Greenhouse gas (GHG) emissions are primarily due to the exploitation of fossil fuel as an energy source, and one of the energy alternatives for the reduction of emissions is the use of renewable energy sources; one of these is solar irradiation conversion to useable clean energy. In the city of Istanbul, floating photovoltaic (FPV) installation started in 2017, on one of the lakes with an extensive surface area, Büyükçekmece, which supplies water to the city. To reduce evaporation losses and to generate electricity, two FPV prototypes were installed, with capacities of 9 and 90 kWp. Due to the location and climate of Büyükçekmece Lake, all system components including steel construction, metal sheet, maintenance way, connecting parts, and pontoons must resist extreme weather conditions, especially harsh waves and high wind loads. This paper is focused on a survey of the survival performance of the FPV system under real weather conditions without blockage of evaporation, just the reduction of it. Stress and strain tests were also applied to pontoons, one of the vital components for floating systems. The elasticity module, yield limit and tensile strength were evaluated as 0.42 GPA, 11.5 mPA, and 19 mPA, respectively. The wave height was calculated by means of four practical relationships, taking the lake’s distinctive characteristics into consideration. The electricity generation of 90 kWp FPV measured for June 2017 was 5189 kWh. The structural and electrical performance results from these systems in the city of Istanbul could be applied further to large scale FPV applications in water reservoirs nationally and internationally.

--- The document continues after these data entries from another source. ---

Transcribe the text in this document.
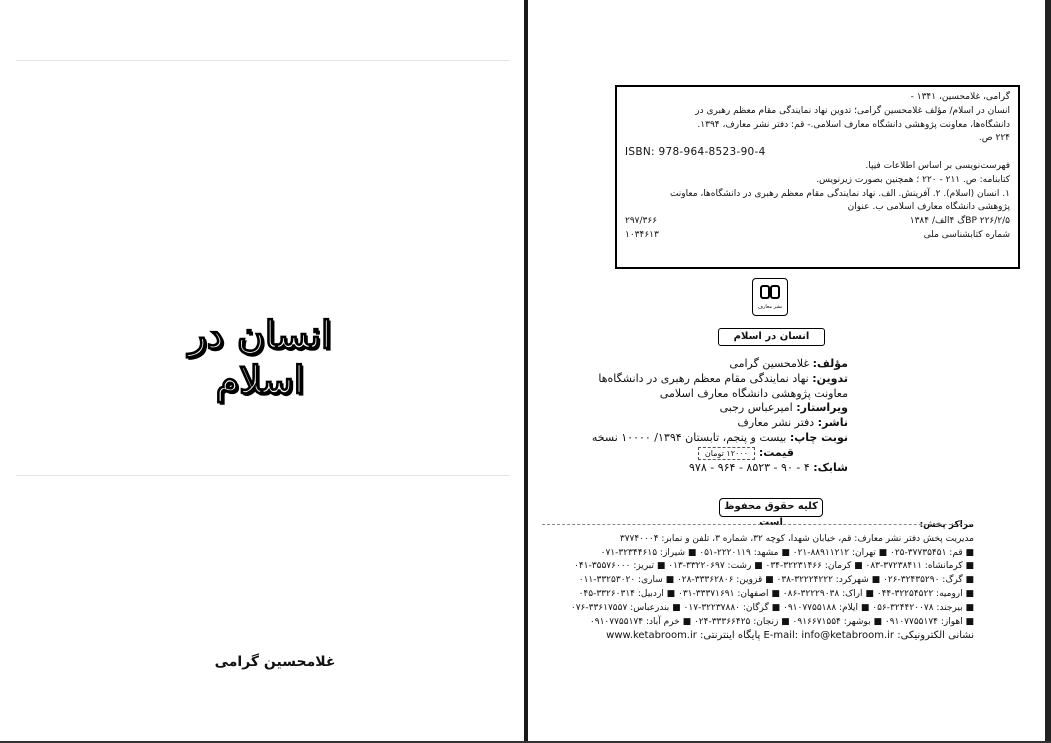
انسان در اسلام
غلامحسین گرامی
گرامی، غلامحسین، ۱۳۴۱ -
انسان در اسلام/ مؤلف غلامحسین گرامی؛ تدوین نهاد نمایندگی مقام معظم رهبری در
دانشگاه‌ها، معاونت پژوهشی دانشگاه معارف اسلامی.- قم: دفتر نشر معارف، ۱۳۹۴.
۲۲۴ ص.
ISBN: 978-964-8523-90-4
فهرست‌نویسی بر اساس اطلاعات فیپا.
کتابنامه: ص. ۲۱۱ - ۲۲۰ ؛ همچنین بصورت زیرنویس.
۱. انسان (اسلام). ۲. آفرینش. الف. نهاد نمایندگی مقام معظم رهبری در دانشگاه‌ها، معاونت
پژوهشی دانشگاه معارف اسلامی ب. عنوان
BP ۲۲۶/۲/۵گ ۴الف/ ۱۳۸۴
۲۹۷/۳۶۶
شماره کتابشناسی ملی
۱۰۳۴۶۱۳
نشر معارف
انسان در اسلام
مؤلف: غلامحسین گرامی
تدوین: نهاد نمایندگی مقام معظم رهبری در دانشگاه‌ها
معاونت پژوهشی دانشگاه معارف اسلامی
ویراستار: امیرعباس رجبی
ناشر: دفتر نشر معارف
نوبت چاپ: بیست و پنجم، تابستان ۱۳۹۴/ ۱۰۰۰۰ نسخه
قیمت:۱۲۰۰۰ تومان
شابک: ۴ - ۹۰ - ۸۵۲۳ - ۹۶۴ - ۹۷۸
کلیه حقوق محفوظ است	مراکز پخش:
مدیریت پخش دفتر نشر معارف: قم، خیابان شهدا، کوچه ۳۲، شماره ۳، تلفن و نمابر: ۳۷۷۴۰۰۰۴
■ قم: ۳۷۷۳۵۴۵۱-۰۲۵ ■ تهران: ۸۸۹۱۱۲۱۲-۰۲۱ ■ مشهد: ۲۲۲۰۱۱۹-۰۵۱ ■ شیراز: ۳۲۳۴۴۶۱۵-۰۷۱
■ کرمانشاه: ۳۷۲۳۸۴۱۱-۰۸۳ ■ کرمان: ۳۲۲۳۱۴۶۶-۰۳۴ ■ رشت: ۳۳۲۲۰۶۹۷-۰۱۳ ■ تبریز: ۳۵۵۷۶۰۰۰-۰۴۱
■ گرگ: ۳۲۴۳۵۲۹۰-۰۲۶ ■ شهرکرد: ۳۲۲۲۴۲۲۲-۰۳۸ ■ قزوین: ۳۳۳۶۲۸۰۶-۰۲۸ ■ ساری: ۳۳۲۵۳۰۲۰-۰۱۱
■ ارومیه: ۳۲۲۵۴۵۲۲-۰۴۴ ■ اراک: ۳۲۲۲۹۰۳۸-۰۸۶ ■ اصفهان: ۳۳۳۷۱۶۹۱-۰۳۱ ■ اردبیل: ۳۳۲۶۰۳۱۴-۰۴۵
■ بیرجند: ۳۲۴۴۲۰۰۷۸-۰۵۶ ■ ایلام: ۰۹۱۰۷۷۵۵۱۸۸ ■ گرگان: ۳۲۲۳۷۸۸۰-۰۱۷ ■ بندرعباس: ۳۳۶۱۷۵۵۷-۰۷۶
■ اهواز: ۰۹۱۰۷۷۵۵۱۷۴ ■ بوشهر: ۰۹۱۶۶۷۱۵۵۴ ■ زنجان: ۳۳۳۶۶۴۲۵-۰۲۴ ■ خرم آباد: ۰۹۱۰۷۷۵۵۱۷۴
نشانی الکترونیکی: E-mail: info@ketabroom.ir پایگاه اینترنتی: www.ketabroom.ir
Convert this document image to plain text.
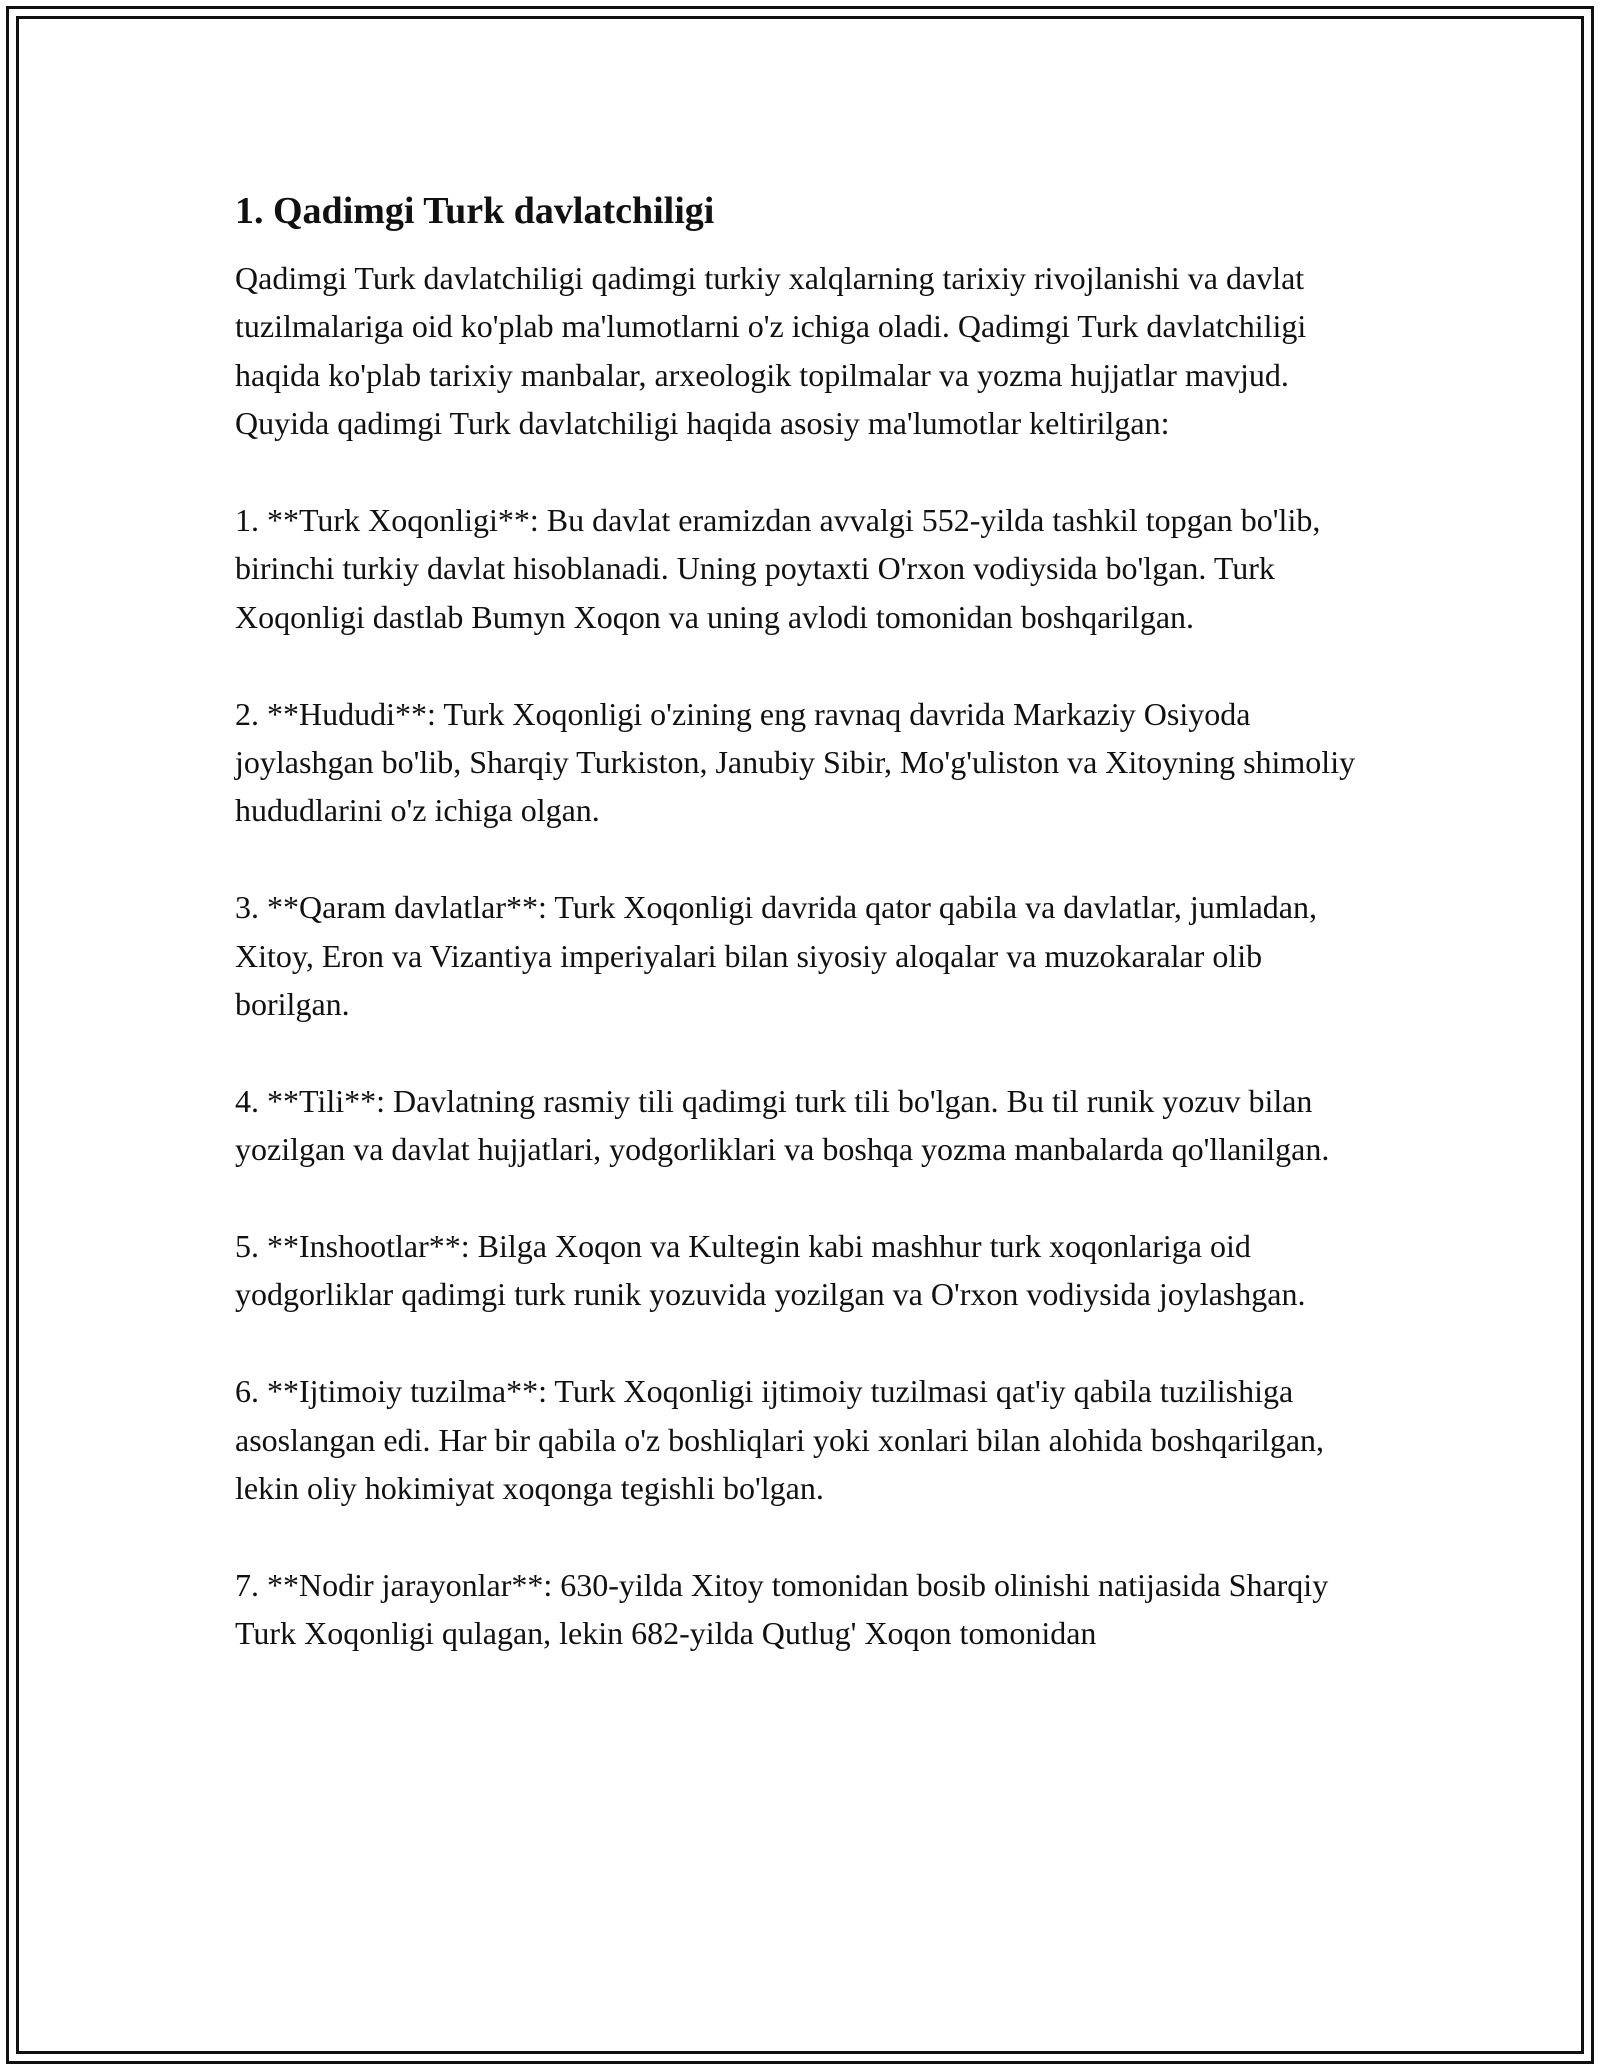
1. Qadimgi Turk davlatchiligi

Qadimgi Turk davlatchiligi qadimgi turkiy xalqlarning tarixiy rivojlanishi va davlat tuzilmalariga oid ko'plab ma'lumotlarni o'z ichiga oladi. Qadimgi Turk davlatchiligi haqida ko'plab tarixiy manbalar, arxeologik topilmalar va yozma hujjatlar mavjud. Quyida qadimgi Turk davlatchiligi haqida asosiy ma'lumotlar keltirilgan:

1. **Turk Xoqonligi**: Bu davlat eramizdan avvalgi 552-yilda tashkil topgan bo'lib, birinchi turkiy davlat hisoblanadi. Uning poytaxti O'rxon vodiysida bo'lgan. Turk Xoqonligi dastlab Bumyn Xoqon va uning avlodi tomonidan boshqarilgan.

2. **Hududi**: Turk Xoqonligi o'zining eng ravnaq davrida Markaziy Osiyoda joylashgan bo'lib, Sharqiy Turkiston, Janubiy Sibir, Mo'g'uliston va Xitoyning shimoliy hududlarini o'z ichiga olgan.

3. **Qaram davlatlar**: Turk Xoqonligi davrida qator qabila va davlatlar, jumladan, Xitoy, Eron va Vizantiya imperiyalari bilan siyosiy aloqalar va muzokaralar olib borilgan.

4. **Tili**: Davlatning rasmiy tili qadimgi turk tili bo'lgan. Bu til runik yozuv bilan yozilgan va davlat hujjatlari, yodgorliklari va boshqa yozma manbalarda qo'llanilgan.

5. **Inshootlar**: Bilga Xoqon va Kultegin kabi mashhur turk xoqonlariga oid yodgorliklar qadimgi turk runik yozuvida yozilgan va O'rxon vodiysida joylashgan.

6. **Ijtimoiy tuzilma**: Turk Xoqonligi ijtimoiy tuzilmasi qat'iy qabila tuzilishiga asoslangan edi. Har bir qabila o'z boshliqlari yoki xonlari bilan alohida boshqarilgan, lekin oliy hokimiyat xoqonga tegishli bo'lgan.

7. **Nodir jarayonlar**: 630-yilda Xitoy tomonidan bosib olinishi natijasida Sharqiy Turk Xoqonligi qulagan, lekin 682-yilda Qutlug' Xoqon tomonidan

温室气体 (GHG) 排放主要是由于化石燃料作为能源的开采，减少排放的能源替代方案之一是使用可再生能源；其中之一是将太阳辐射转换为可用的清洁能源。在伊斯坦布尔市，浮动光伏 (FPV) 安装于 2017 年开始，在面积广阔的湖泊之一 Büyükçekmece 上安装，该湖泊为城市供水。为了减少蒸发损失和发电，安装了两个 FPV 原型，容量分别为 9 和 90 kWp。由于 Büyükçekmece 湖的位置和气候，包括钢结构、金属板、维护方式、连接部件和浮筒在内的所有系统组件都必须能够抵抗极端天气条件，尤其是恶劣的海浪和高风载荷。本文重点研究了 FPV 系统在真实天气条件下的生存性能，没有蒸发阻塞，只是减少了蒸发。压力和应变测试也适用于浮筒，浮筒是浮动系统的重要部件之一。弹性模量、屈服极限和拉伸强度分别评估为 0.42 GPA、11.5 mPA 和 19 mPA。考虑到湖泊的独特特征，通过四种实际关系计算波高。2017 年 6 月测得的 90 kWp FPV 的发电量为 5189 kWh。伊斯坦布尔市这些系统的结构和电气性能可以进一步应用于国内和国际水库中的大规模 FPV 应用。